In seguito, per secoli, non ci sono segni di una significativa vita musicale, ma anche genericamente culturale. Viene attribuito a un turco, Vardapet Komitas (1869-1935), il merito di aver studiato quella tradizione musicale, favorendone la valutazione, conservazione e diffusione. Oggi, i musicisti armeni che si conoscono han pressoché tutti cognomi che finiscono in “ian”, come Armen Tigranian, del quale in quest’occasione non s’è ascoltato nulla, o Aram Khačaturjan (tra il resto, ovviamente “la danza delle spade) o Vache Sharafyan, musicista vivente con le cui opere abbiamo mancato l’appuntamento.
Nel mare ben poco agitato dalla creatività degli Harut’unian, Hovhanesian, Babadjanian, Sarian, Mansurian e, per citarne uno con altro finale, Hovunts, in questo mare pallido s’è calato alla grande Jordi Savall in un concerto con Hespèrion XXI, un inno alla melanconia, durante il quale Savall ha preso la parola per dire come, in fondo, una musica così, smorzata, leggermente cullante, interdittiva di emozioni appassionate sia l’unica, a suo dire, che può accompagnarci, consolandoci un po’ in questo mondo nel quale i “pessimati” (mio neologismo per dire l’opposto di quel che è “ottimati” nella civiltà latina) sono venuti occupando le poltrone, poltroncine e sedie che hanno sostituto, ma anche moltiplicato i troni.
Savall è amante di musiche che vestono l’a-storico, una sorta di proto romanticismo che potrebbe vivere sotto l’immagine di Tristano e Isotta (non quella wagneriana) prolungandosi fino ai dolori veneziani di Aschenbach (Morte a Venezia, di Thomas Mann).

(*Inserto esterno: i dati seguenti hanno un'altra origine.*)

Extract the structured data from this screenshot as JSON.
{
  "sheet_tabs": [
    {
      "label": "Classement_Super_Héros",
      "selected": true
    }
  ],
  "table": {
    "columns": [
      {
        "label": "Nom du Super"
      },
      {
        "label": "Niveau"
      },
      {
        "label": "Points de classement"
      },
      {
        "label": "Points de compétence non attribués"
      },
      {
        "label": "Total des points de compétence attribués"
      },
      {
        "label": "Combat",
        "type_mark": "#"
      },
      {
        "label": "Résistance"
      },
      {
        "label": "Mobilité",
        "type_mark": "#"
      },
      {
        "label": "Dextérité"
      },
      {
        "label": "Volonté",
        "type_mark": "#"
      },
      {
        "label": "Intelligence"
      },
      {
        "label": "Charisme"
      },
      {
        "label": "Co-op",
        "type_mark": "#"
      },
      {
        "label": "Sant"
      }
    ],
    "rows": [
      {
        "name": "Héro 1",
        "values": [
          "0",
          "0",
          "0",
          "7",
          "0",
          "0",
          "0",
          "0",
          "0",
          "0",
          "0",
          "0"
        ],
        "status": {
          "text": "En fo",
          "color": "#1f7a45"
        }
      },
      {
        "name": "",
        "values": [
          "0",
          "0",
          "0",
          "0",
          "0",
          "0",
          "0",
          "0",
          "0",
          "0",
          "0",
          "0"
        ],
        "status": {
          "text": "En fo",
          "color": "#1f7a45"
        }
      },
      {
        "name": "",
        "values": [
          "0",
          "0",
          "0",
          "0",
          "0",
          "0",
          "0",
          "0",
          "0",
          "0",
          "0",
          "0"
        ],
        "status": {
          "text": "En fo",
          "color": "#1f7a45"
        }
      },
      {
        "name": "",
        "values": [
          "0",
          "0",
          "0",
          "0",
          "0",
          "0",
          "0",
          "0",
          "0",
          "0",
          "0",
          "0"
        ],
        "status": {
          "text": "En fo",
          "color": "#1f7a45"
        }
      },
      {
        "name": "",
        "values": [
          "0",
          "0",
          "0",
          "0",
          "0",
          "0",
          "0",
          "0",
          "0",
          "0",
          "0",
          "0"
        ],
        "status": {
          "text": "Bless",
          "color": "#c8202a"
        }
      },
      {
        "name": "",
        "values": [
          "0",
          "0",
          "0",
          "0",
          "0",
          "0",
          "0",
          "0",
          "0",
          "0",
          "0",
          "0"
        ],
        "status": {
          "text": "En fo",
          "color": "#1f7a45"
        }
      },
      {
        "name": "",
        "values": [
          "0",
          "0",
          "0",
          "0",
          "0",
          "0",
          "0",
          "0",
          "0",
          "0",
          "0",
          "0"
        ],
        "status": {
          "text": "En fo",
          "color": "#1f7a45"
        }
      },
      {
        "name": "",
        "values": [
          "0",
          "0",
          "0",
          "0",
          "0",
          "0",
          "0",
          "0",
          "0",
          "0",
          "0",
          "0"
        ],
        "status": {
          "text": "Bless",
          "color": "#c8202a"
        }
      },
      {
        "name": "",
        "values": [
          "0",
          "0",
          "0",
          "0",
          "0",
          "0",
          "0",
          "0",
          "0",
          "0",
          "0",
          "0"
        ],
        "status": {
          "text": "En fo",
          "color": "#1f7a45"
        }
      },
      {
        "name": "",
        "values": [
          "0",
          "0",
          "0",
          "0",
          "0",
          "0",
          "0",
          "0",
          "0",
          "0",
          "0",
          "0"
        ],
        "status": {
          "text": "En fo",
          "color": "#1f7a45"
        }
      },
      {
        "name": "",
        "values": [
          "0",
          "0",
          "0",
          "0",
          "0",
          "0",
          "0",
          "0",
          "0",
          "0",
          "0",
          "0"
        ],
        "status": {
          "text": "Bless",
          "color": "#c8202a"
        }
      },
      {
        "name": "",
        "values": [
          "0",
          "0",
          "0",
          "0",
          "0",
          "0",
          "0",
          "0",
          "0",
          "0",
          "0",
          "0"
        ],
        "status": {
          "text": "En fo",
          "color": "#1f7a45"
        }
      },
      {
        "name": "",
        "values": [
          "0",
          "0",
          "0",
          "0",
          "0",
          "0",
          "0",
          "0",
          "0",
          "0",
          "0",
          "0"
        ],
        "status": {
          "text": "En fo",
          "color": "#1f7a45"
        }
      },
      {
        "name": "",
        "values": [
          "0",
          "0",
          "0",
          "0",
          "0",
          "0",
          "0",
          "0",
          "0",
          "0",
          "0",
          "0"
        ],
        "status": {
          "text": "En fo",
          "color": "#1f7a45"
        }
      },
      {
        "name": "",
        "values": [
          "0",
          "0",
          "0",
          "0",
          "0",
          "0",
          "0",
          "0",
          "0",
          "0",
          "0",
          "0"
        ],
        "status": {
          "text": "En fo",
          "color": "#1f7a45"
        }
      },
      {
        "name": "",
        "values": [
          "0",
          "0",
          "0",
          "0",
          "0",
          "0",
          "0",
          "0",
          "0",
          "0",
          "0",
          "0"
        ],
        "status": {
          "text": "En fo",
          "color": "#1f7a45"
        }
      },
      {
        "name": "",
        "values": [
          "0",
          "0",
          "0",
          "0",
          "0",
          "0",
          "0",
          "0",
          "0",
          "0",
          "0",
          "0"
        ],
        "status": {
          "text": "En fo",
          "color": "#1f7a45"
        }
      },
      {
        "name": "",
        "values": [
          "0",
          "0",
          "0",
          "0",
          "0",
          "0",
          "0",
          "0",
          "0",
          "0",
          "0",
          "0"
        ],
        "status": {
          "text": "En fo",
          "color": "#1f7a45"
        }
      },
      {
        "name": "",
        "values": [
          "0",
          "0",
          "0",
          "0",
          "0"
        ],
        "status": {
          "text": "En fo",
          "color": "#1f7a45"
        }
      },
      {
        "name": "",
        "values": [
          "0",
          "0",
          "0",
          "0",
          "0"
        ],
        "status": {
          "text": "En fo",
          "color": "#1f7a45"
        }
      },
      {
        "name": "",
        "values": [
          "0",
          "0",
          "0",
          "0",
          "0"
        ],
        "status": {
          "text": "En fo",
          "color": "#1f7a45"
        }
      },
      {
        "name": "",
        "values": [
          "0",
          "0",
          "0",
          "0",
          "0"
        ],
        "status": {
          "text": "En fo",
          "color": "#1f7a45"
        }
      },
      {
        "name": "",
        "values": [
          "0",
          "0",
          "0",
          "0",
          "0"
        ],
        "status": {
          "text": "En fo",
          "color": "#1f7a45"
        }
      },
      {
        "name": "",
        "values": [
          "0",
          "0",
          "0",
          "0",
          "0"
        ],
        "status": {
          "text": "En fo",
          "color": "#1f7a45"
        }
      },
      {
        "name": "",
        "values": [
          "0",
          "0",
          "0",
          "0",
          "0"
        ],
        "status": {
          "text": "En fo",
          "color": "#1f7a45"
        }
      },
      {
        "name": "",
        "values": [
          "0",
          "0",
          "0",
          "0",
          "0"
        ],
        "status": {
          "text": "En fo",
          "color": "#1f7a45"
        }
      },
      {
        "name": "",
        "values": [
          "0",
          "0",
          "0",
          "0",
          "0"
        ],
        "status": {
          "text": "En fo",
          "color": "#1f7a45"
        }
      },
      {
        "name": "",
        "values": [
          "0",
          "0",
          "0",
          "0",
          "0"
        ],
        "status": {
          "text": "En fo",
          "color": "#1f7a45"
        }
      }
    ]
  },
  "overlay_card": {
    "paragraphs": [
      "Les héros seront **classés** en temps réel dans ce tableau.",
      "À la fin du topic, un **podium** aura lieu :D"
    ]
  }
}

Le sue esecuzioni non sono di filologia integralistica (per esempio usa un archetto moderno anziché quello concavo), ma sono già del purgatorio, si vestono in tutto di modestia, il che non significa che sia modesto il suono che egli ottiene, ma è anch’esso vestito di modestia.
In quest’occasione c’era un cantante popolare che direi sia di ottima qualità, Aram Movsisyan, e con lui due suonatori di duduk, Georgi Minasyam e Haïg Sarikouyoumdjian (non è colpa mia), con un suonatore di kamancha, Gaguik Mouradian. Il duduk è un oboe di modestissima potenza, ma di gran fascino sonoro; l’altro uno piccolo strumento ad arco, con quattro corde, ma senza ponticello. Quel che ne esce è propriamente musica da camera. Abbandoni e morbidezze caratterizzano l’effetto, ma non sono affatto sicuro che le musiche messe in campo per propria natura non siano equivalenti del lagne sentimentali che venivano dall’Ariston di Sanremo anni fa (personalmente oggi non so).
La musica non spicca per individualità. Visto che questo è quel che ci vien detto non possiamo pensarla che come musica armena; il che, trasportandoci in Italia dovrebbe voler dire musica italiana senza Monteverdi, senza Anerio, senza Caldara e, via via, Leoncavallo, Martucci, Nono, per non scomodare i maggiori.
Non posso dire di non trovare il tuo linguaggio abbastanza ermetico, ma questo articolo presenta per me grande interesse, perché Jordi Savall* è per me da anni quel che si dice “un mito”, come sua moglie, Montserrat Figueras, che era mia coetanea.
Ascoltare la musica armena mi sarebbe piaciuto non poco.
Peccato non rientrare fra quei “pessimati” ( devo adottare il tuo neologismo.. è dall’infanzia che non ne creo più )
Chissà che su you tube non si trovi qualcosa.
Comunque, nella mia ignoranza crassa, conoscevo il duduk: stupisci.. ma io sono curiosa di tante, troppe cose, e appena posso approfondisco.
Salvo poi dimenticare regolarmente due terzi di quanto ho scoperto o creduto di imparare.
Ma gli stimoli non si buttano via mai, per quanto possibile.
* Proto romanticismo, eh?
Sono molto contenta di averti scovato e letto qui, stasera.